To all his mediations or arbitrations Lloyd brings with him the perspective acquired from trying jury cases to verdict in most of Connecticut’s judicial districts, or handling those trial court determinations through the appellate process.  

  • A wrongful death verdict at the New Haven Superior Court involved a decedent who lost his life while a passenger in a tow truck that drove into the undercarriage of a tractor trailer that sat astride a New Haven road.  
  • At the Stamford Superior Court he tried a case of first impression in Connecticut, initially before the late Judge Thomas Nadeau, and thereafter (after return from the Connecticut Supreme Court) before Judge Tag Adams, involving a claim against a custody visitation monitor, stemming from an incident in which a minor child of an Iranian couple was kidnapped by an estranged husband and removed to their home country of Iran, never to be within reach of the distraught mother again (Mirjavadi v. Vakilzadeh).  
  • At the Connecticut Supreme Court his was the now-seminal case in Connecticut on common law indemnity (Skuzinski v.

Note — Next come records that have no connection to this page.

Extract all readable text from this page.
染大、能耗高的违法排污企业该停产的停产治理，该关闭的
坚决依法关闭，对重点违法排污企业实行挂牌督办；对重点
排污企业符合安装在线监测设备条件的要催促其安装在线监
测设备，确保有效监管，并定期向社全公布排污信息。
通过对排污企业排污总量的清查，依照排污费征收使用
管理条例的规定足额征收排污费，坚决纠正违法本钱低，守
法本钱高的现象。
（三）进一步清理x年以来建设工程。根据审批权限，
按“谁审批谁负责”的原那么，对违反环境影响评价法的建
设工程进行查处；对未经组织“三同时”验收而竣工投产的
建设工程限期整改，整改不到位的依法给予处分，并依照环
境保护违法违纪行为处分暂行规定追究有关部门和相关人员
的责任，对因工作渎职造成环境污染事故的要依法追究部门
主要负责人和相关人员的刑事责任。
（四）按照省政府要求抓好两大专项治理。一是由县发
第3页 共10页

Bouchard Fuels).  

Throughout the past thirty-seven years of handling tort and insurance matters Lloyd has come to regard alternative dispute resolution as an invaluable tool for cost containment and achieving early resolution, as well as – in those situations where a case does not resolve – case preparation, as the ADR process itself allows all parties to evaluative their own position, the strength of their evidence, the quality of their testimony, and to learn how an objective, deliberative neutral views the underlying case.